Makes 10 to 12 servings
10- to 12-pound boneless whole beef brisket, untrimmed*
Salt and pepper
2 to 3 tablespoons Worcestershire sauce
5 cloves garlic, thinly sliced
Salt and pepper the whole brisket and rub with Worcestershire sauce. Turn fat side up, make cuts all over the top with a sharp knife and insert slivers of garlic.
Soak four handfuls of mesquite (pecan or hickory are fine) wood chunks or chips.

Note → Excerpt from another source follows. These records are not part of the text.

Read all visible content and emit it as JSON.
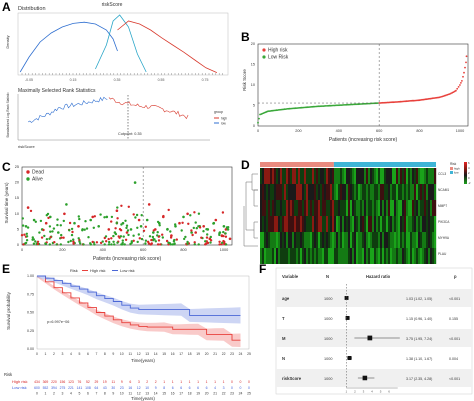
{
  "panels": {
    "A": {
      "label": "A",
      "top_title": "riskScore",
      "density": {
        "title": "Distribution",
        "ylabel": "Density",
        "x_ticks": [
          "-0.05",
          "0.15",
          "0.35",
          "0.55",
          "0.75"
        ]
      },
      "rank": {
        "title": "Maximally Selected Rank Statistics",
        "ylabel": "Standardized Log-Rank Statistic",
        "xlabel": "riskScore",
        "cutpoint_label": "Cutpoint: 0.35",
        "legend_title": "group",
        "legend_items": [
          "high",
          "low"
        ]
      }
    },
    "B": {
      "label": "B",
      "ylabel": "Risk Score",
      "xlabel": "Patients (increasing risk score)",
      "legend": [
        "High risk",
        "Low Risk"
      ],
      "x_ticks": [
        "0",
        "200",
        "400",
        "600",
        "800",
        "1000"
      ],
      "y_ticks": [
        "0",
        "5",
        "10",
        "15",
        "20"
      ],
      "colors": {
        "high": "#e8413c",
        "low": "#3aa83a"
      }
    },
    "C": {
      "label": "C",
      "ylabel": "Survival time (years)",
      "xlabel": "Patients (increasing risk score)",
      "legend": [
        "Dead",
        "Alive"
      ],
      "x_ticks": [
        "0",
        "200",
        "400",
        "600",
        "800",
        "1000"
      ],
      "y_ticks": [
        "0",
        "5",
        "10",
        "15",
        "20",
        "25"
      ],
      "colors": {
        "dead": "#d62728",
        "alive": "#2ca02c"
      }
    },
    "D": {
      "label": "D",
      "genes": [
        "CCL3",
        "NCAM1",
        "MMP7",
        "PIK3CA",
        "MYH9A",
        "PLAU"
      ],
      "legend_title": "Risk",
      "legend_items": [
        "high",
        "low"
      ],
      "scale": [
        "6",
        "4",
        "2",
        "0",
        "-2"
      ]
    },
    "E": {
      "label": "E",
      "legend_title": "Risk",
      "legend": [
        "High risk",
        "Low risk"
      ],
      "ylabel": "Survival probability",
      "xlabel": "Time(years)",
      "pvalue": "p=6.997e−06",
      "x_ticks": [
        "0",
        "1",
        "2",
        "3",
        "4",
        "5",
        "6",
        "7",
        "8",
        "9",
        "10",
        "11",
        "12",
        "13",
        "14",
        "15",
        "16",
        "17",
        "18",
        "19",
        "20",
        "21",
        "22",
        "23",
        "24",
        "25"
      ],
      "y_ticks": [
        "0.00",
        "0.25",
        "0.50",
        "0.75",
        "1.00"
      ],
      "risk_table": {
        "title": "Risk",
        "rows": [
          {
            "label": "High risk",
            "color": "#d62728",
            "values": [
              "434",
              "369",
              "220",
              "156",
              "123",
              "76",
              "52",
              "29",
              "19",
              "11",
              "9",
              "6",
              "3",
              "2",
              "2",
              "1",
              "1",
              "1",
              "1",
              "1",
              "1",
              "1",
              "1",
              "0",
              "0",
              "0"
            ]
          },
          {
            "label": "Low risk",
            "color": "#3b5bdb",
            "values": [
              "600",
              "552",
              "394",
              "275",
              "221",
              "141",
              "108",
              "64",
              "43",
              "30",
              "23",
              "16",
              "12",
              "10",
              "9",
              "8",
              "6",
              "6",
              "6",
              "6",
              "6",
              "4",
              "3",
              "0",
              "0",
              "0"
            ]
          }
        ],
        "xlabel": "Time(years)"
      },
      "colors": {
        "high": "#e8413c",
        "low": "#4a67d6"
      }
    },
    "F": {
      "label": "F",
      "headers": {
        "variable": "Variable",
        "n": "N",
        "hr": "Hazard ratio",
        "p": "p"
      },
      "rows": [
        {
          "variable": "age",
          "n": "1000",
          "hr": "1.03 (1.02, 1.05)",
          "p": "<0.001"
        },
        {
          "variable": "T",
          "n": "1000",
          "hr": "1.15 (0.96, 1.40)",
          "p": "0.155"
        },
        {
          "variable": "M",
          "n": "1000",
          "hr": "3.75 (1.95, 7.24)",
          "p": "<0.001"
        },
        {
          "variable": "N",
          "n": "1000",
          "hr": "1.38 (1.10, 1.67)",
          "p": "0.004"
        },
        {
          "variable": "riskScore",
          "n": "1000",
          "hr": "3.17 (2.35, 4.28)",
          "p": "<0.001"
        }
      ],
      "axis_ticks": [
        "1",
        "2",
        "3",
        "4",
        "5",
        "6"
      ]
    }
  },
  "chart_data": [
    {
      "type": "line",
      "panel": "A-density",
      "title": "Distribution",
      "ylabel": "Density",
      "xlabel": "",
      "xlim": [
        -0.1,
        0.85
      ],
      "series": [
        {
          "name": "",
          "color": "#2f6fd0",
          "x": [
            -0.09,
            -0.05,
            0.0,
            0.05,
            0.1,
            0.15,
            0.2,
            0.25,
            0.3,
            0.33,
            0.35
          ],
          "y": [
            0.05,
            0.3,
            0.55,
            0.7,
            0.8,
            0.86,
            0.88,
            0.85,
            0.75,
            0.6,
            0.4
          ]
        },
        {
          "name": "",
          "color": "#2aa6c8",
          "x": [
            0.25,
            0.3,
            0.33,
            0.36,
            0.4,
            0.44,
            0.48
          ],
          "y": [
            0.1,
            0.5,
            0.9,
            1.0,
            0.8,
            0.35,
            0.05
          ]
        },
        {
          "name": "",
          "color": "#d83a2e",
          "x": [
            0.35,
            0.4,
            0.45,
            0.5,
            0.55,
            0.6,
            0.65,
            0.7,
            0.75,
            0.8
          ],
          "y": [
            0.75,
            0.9,
            0.85,
            0.75,
            0.62,
            0.5,
            0.38,
            0.25,
            0.12,
            0.04
          ]
        }
      ]
    },
    {
      "type": "line",
      "panel": "A-rank",
      "title": "Maximally Selected Rank Statistics",
      "ylabel": "Standardized Log-Rank Statistic",
      "xlabel": "riskScore",
      "xlim": [
        -0.1,
        0.85
      ],
      "cutpoint": 0.35,
      "series": [
        {
          "name": "low",
          "color": "#2f6fd0",
          "x": [
            -0.05,
            0.0,
            0.05,
            0.1,
            0.15,
            0.2,
            0.25,
            0.3,
            0.35
          ],
          "y": [
            0.4,
            0.5,
            0.6,
            0.75,
            0.8,
            0.85,
            0.9,
            0.95,
            1.0
          ]
        },
        {
          "name": "high",
          "color": "#d83a2e",
          "x": [
            0.35,
            0.4,
            0.45,
            0.5,
            0.55,
            0.6,
            0.65,
            0.7,
            0.75
          ],
          "y": [
            1.0,
            0.9,
            0.85,
            0.8,
            0.78,
            0.74,
            0.68,
            0.6,
            0.5
          ]
        }
      ]
    },
    {
      "type": "scatter",
      "panel": "B",
      "xlabel": "Patients (increasing risk score)",
      "ylabel": "Risk Score",
      "xlim": [
        0,
        1040
      ],
      "ylim": [
        0,
        20
      ],
      "cutoff_patient": 600,
      "series": [
        {
          "name": "High risk",
          "x": [
            600,
            700,
            800,
            900,
            950,
            980,
            1000,
            1010,
            1020,
            1030,
            1035
          ],
          "y": [
            5.6,
            5.9,
            6.3,
            7.0,
            7.8,
            8.6,
            10.0,
            11.0,
            13.0,
            15.5,
            18.5
          ]
        },
        {
          "name": "Low Risk",
          "x": [
            0,
            10,
            50,
            150,
            300,
            450,
            599
          ],
          "y": [
            0.8,
            2.8,
            3.6,
            4.2,
            4.8,
            5.2,
            5.6
          ]
        }
      ]
    },
    {
      "type": "scatter",
      "panel": "C",
      "xlabel": "Patients (increasing risk score)",
      "ylabel": "Survival time (years)",
      "xlim": [
        0,
        1040
      ],
      "ylim": [
        0,
        25
      ],
      "cutoff_patient": 600,
      "series": [
        {
          "name": "Dead",
          "x": [
            30,
            120,
            210,
            280,
            350,
            430,
            470,
            520,
            580,
            630,
            660,
            700,
            740,
            780,
            820,
            860,
            900,
            930,
            960,
            990,
            1010,
            1030
          ],
          "y": [
            12,
            7,
            10,
            6,
            9,
            5,
            11,
            4,
            8,
            13,
            5,
            9,
            3,
            7,
            10,
            4,
            6,
            2,
            8,
            3,
            5,
            2
          ]
        },
        {
          "name": "Alive",
          "x": [
            20,
            60,
            100,
            140,
            180,
            220,
            260,
            300,
            340,
            380,
            420,
            460,
            500,
            540,
            560,
            590,
            620,
            650,
            680,
            720,
            760,
            800,
            840,
            880,
            920,
            950,
            980,
            1000,
            1020
          ],
          "y": [
            6,
            8,
            5,
            9,
            4,
            13,
            7,
            5,
            8,
            6,
            9,
            4,
            7,
            5,
            20,
            6,
            8,
            4,
            7,
            5,
            6,
            9,
            4,
            6,
            5,
            7,
            4,
            6,
            5
          ]
        }
      ]
    },
    {
      "type": "heatmap",
      "panel": "D",
      "rows": [
        "CCL3",
        "NCAM1",
        "MMP7",
        "PIK3CA",
        "MYH9A",
        "PLAU"
      ],
      "groups": [
        {
          "name": "high",
          "fraction": 0.42
        },
        {
          "name": "low",
          "fraction": 0.58
        }
      ],
      "scale": [
        -2,
        6
      ]
    },
    {
      "type": "line",
      "panel": "E",
      "xlabel": "Time(years)",
      "ylabel": "Survival probability",
      "xlim": [
        0,
        25
      ],
      "ylim": [
        0,
        1
      ],
      "series": [
        {
          "name": "High risk",
          "x": [
            0,
            1,
            2,
            3,
            4,
            5,
            6,
            7,
            8,
            9,
            10,
            11,
            12,
            13,
            14,
            15,
            16,
            17,
            18,
            19,
            20,
            21,
            22,
            23,
            24
          ],
          "y": [
            1.0,
            0.92,
            0.84,
            0.77,
            0.7,
            0.63,
            0.57,
            0.5,
            0.45,
            0.4,
            0.36,
            0.33,
            0.31,
            0.3,
            0.3,
            0.3,
            0.27,
            0.27,
            0.27,
            0.27,
            0.2,
            0.2,
            0.2,
            0.12,
            0.12
          ]
        },
        {
          "name": "Low risk",
          "x": [
            0,
            1,
            2,
            3,
            4,
            5,
            6,
            7,
            8,
            9,
            10,
            11,
            12,
            13,
            14,
            15,
            16,
            17,
            18,
            19,
            20,
            21,
            22,
            23,
            24
          ],
          "y": [
            1.0,
            0.97,
            0.94,
            0.9,
            0.86,
            0.82,
            0.78,
            0.73,
            0.69,
            0.65,
            0.6,
            0.56,
            0.54,
            0.54,
            0.54,
            0.54,
            0.54,
            0.54,
            0.46,
            0.46,
            0.46,
            0.46,
            0.46,
            0.46,
            0.46
          ]
        }
      ]
    },
    {
      "type": "table",
      "panel": "F",
      "columns": [
        "Variable",
        "N",
        "Hazard ratio",
        "p"
      ],
      "rows": [
        {
          "variable": "age",
          "n": 1000,
          "hr": 1.03,
          "lo": 1.02,
          "hi": 1.05,
          "p": "<0.001"
        },
        {
          "variable": "T",
          "n": 1000,
          "hr": 1.15,
          "lo": 0.96,
          "hi": 1.4,
          "p": "0.155"
        },
        {
          "variable": "M",
          "n": 1000,
          "hr": 3.75,
          "lo": 1.95,
          "hi": 7.24,
          "p": "<0.001"
        },
        {
          "variable": "N",
          "n": 1000,
          "hr": 1.38,
          "lo": 1.1,
          "hi": 1.67,
          "p": "0.004"
        },
        {
          "variable": "riskScore",
          "n": 1000,
          "hr": 3.17,
          "lo": 2.35,
          "hi": 4.28,
          "p": "<0.001"
        }
      ],
      "xlim": [
        0.5,
        7.5
      ]
    }
  ]
}
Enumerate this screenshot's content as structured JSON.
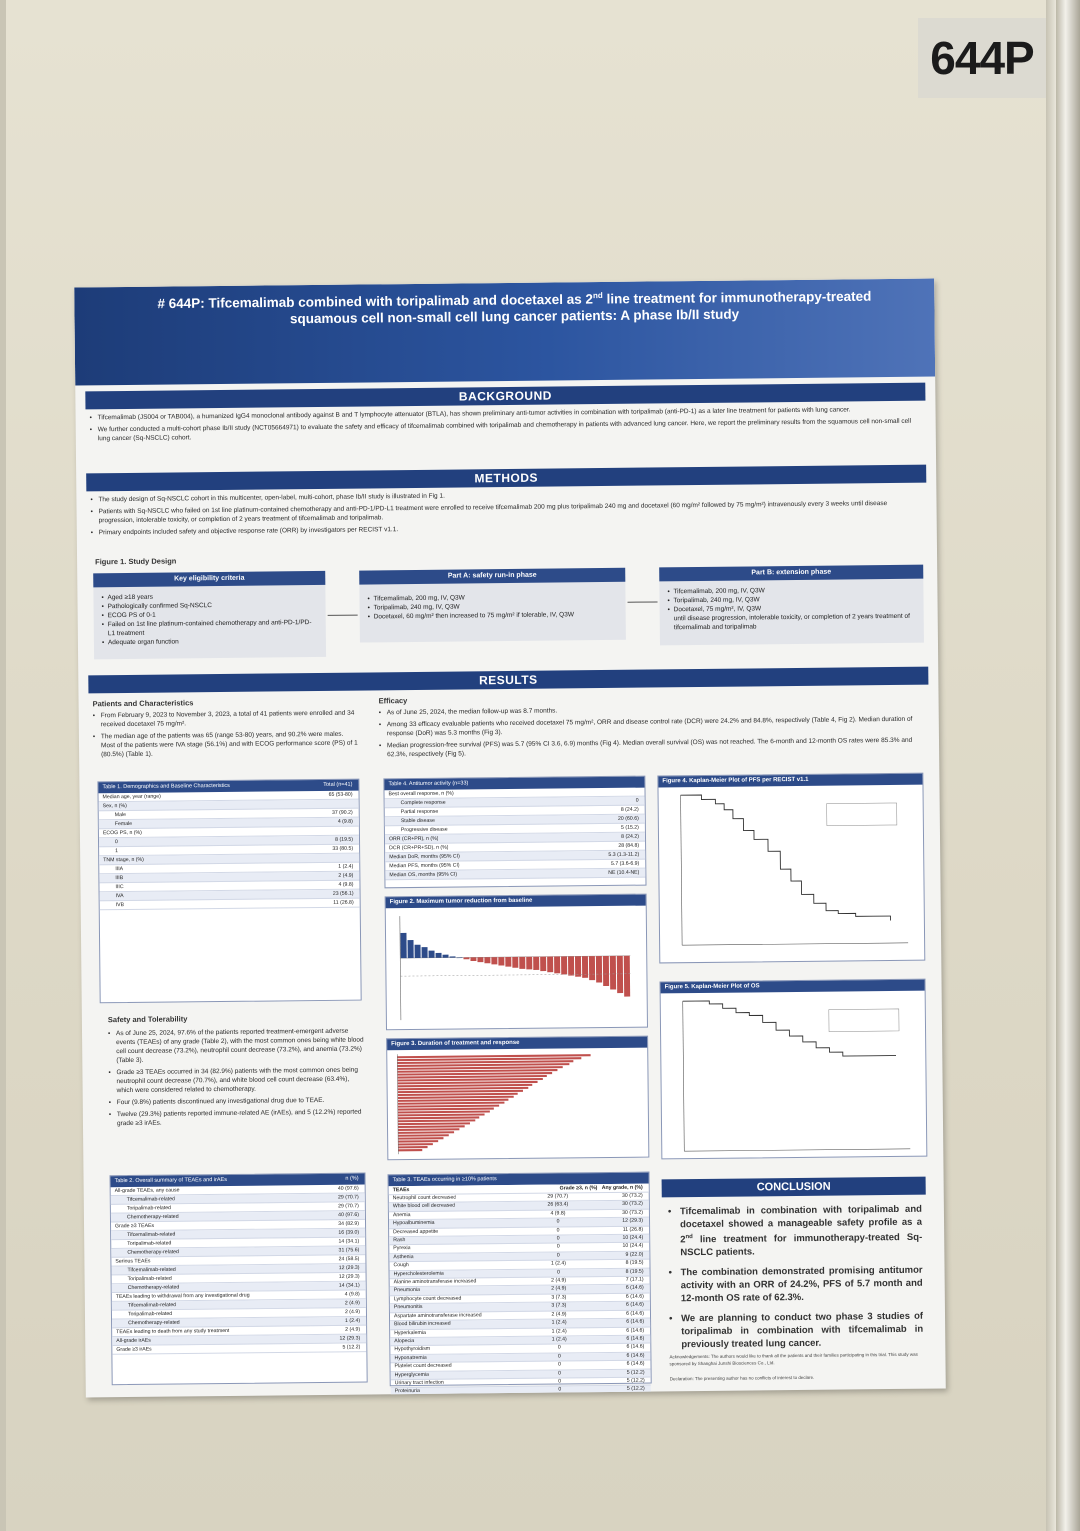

Place 30 charcoal briquettes on each side of the grill and light. When the coals are white-hot, lay a handful of soaked wood chips on each side and place the meat, fat side up, in the middle of the rack above the fire. No flame should touch the meat. The coals should remain on the sides of the grill only. Cover the grill.
After an hour, add 7 briquettes per side. An hour later, add 5 more to each side. Add a handful of soaked wood each time you add briquettes.
Leave another 4 hours to slow-cook.
Remove the meat from the grill, trim the fat completely and cut against the grain with a sharp knife.
*You may have to order this from a butcher since most briskets are trimmed of fat. A trimmed brisket will be tough and overcooked. You need the fat. It's also important to use a whole brisket. Two smaller ones will cook too fast.